Les deux arrivants échangèrent un regard et Hyuna posa une main sur l’épaule du plus jeune :

— Je ne serai pas longue. Assieds-toi là, je reviendrai te chercher dans quelques minutes, c’est promis.

Elle le vit obéir en prenant place sur l’un des fauteuils de l’accueil, à côté d’un jeune homme gras, réellement trop serré dans ses vêtements, qui feuilletait un livre : Warren Buffet, le gourou de la finance. Elle ressentit du soulagement : mener des négociations avec la gérante serait plus facile si elle ne l’avait pas avec lui.

— Où dois-je me rendre… s’il vous plait.

— Ah oui ! Excusez-moi. Jung va vous accompagner. Jung !

Le voisin de fauteuil de Jayu sortit brutalement de sa lecture. Il salua Hyuna en s’excusant pour une faute que lui seul connaissait. Une fois debout, il s’avéra qu’il s’agissait d’un géant, peut-être bien aussi grand que Luka, mais au moins deux fois plus lourd. Elle l’avait pris pour un client, n’ayant pas remarqué tout de suite le badge pincé à sa veste en velours côtelé - bien trop chaude pour la saison -. Il y était inscrit : Jung Daewon, security agent, dans une belle police, plus élégante que lisible.
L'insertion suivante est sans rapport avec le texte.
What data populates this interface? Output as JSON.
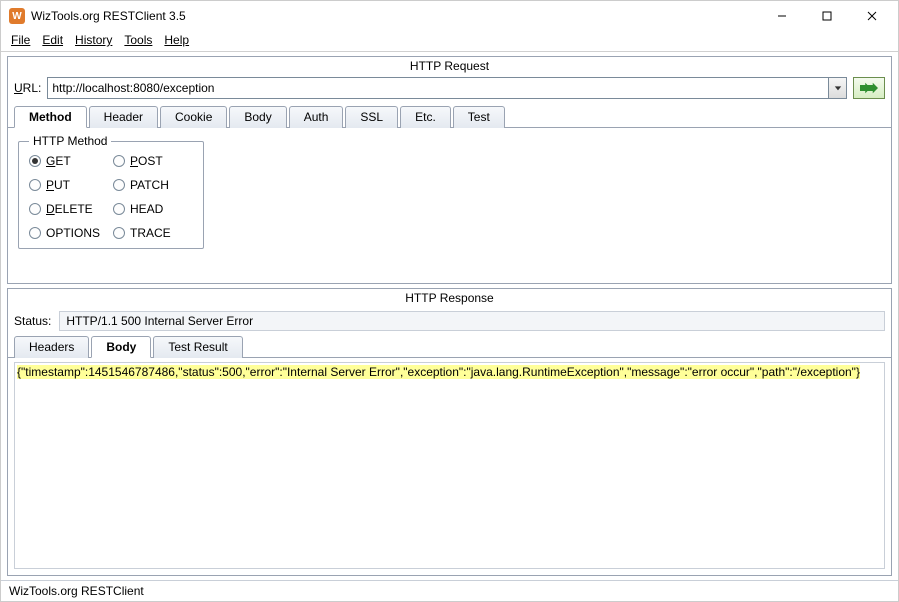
{
  "window": {
    "title": "WizTools.org RESTClient 3.5"
  },
  "menu": {
    "file": "File",
    "edit": "Edit",
    "history": "History",
    "tools": "Tools",
    "help": "Help"
  },
  "request": {
    "panel_title": "HTTP Request",
    "url_label_u": "U",
    "url_label_rest": "RL:",
    "url_value": "http://localhost:8080/exception",
    "tabs": {
      "method": "Method",
      "header": "Header",
      "cookie": "Cookie",
      "body": "Body",
      "auth": "Auth",
      "ssl": "SSL",
      "etc": "Etc.",
      "test": "Test"
    },
    "method_group_label": "HTTP Method",
    "methods": {
      "get_u": "G",
      "get_rest": "ET",
      "post_u": "P",
      "post_rest": "OST",
      "put_u": "P",
      "put_rest": "UT",
      "patch": "PATCH",
      "delete_u": "D",
      "delete_rest": "ELETE",
      "head": "HEAD",
      "options": "OPTIONS",
      "trace": "TRACE"
    },
    "selected_method": "GET"
  },
  "response": {
    "panel_title": "HTTP Response",
    "status_label": "Status:",
    "status_value": "HTTP/1.1 500 Internal Server Error",
    "tabs": {
      "headers": "Headers",
      "body": "Body",
      "test_result": "Test Result"
    },
    "body_text": "{\"timestamp\":1451546787486,\"status\":500,\"error\":\"Internal Server Error\",\"exception\":\"java.lang.RuntimeException\",\"message\":\"error occur\",\"path\":\"/exception\"}"
  },
  "statusbar": {
    "text": "WizTools.org RESTClient"
  }
}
L’agent déposa son livre sur le comptoir en demandant à l’hôtesse de bien vouloir le lui garder jusqu’à son retour, d’une inaudible voix de petit garçon fautif. Ensuite, il fit monter Hyuna dans les étages, jusqu’au quatrième. Ils empruntèrent plusieurs couloirs, avant d’entrer dans un territoire réservé aux employés. Hyuna sut qu’ils étaient arrivés, lorsqu’ils parvinrent dans un cul-de-sac. Au bout du couloir, l’agent actionna la sonnette en regardant ses pieds, qui dépassaient du petit paillasson.

Après, avoir sonné, il se poussa, fit un signe de tête et lui ouvrit. Ensuite, quand elle eut passé le seuil, il referma derrière elle.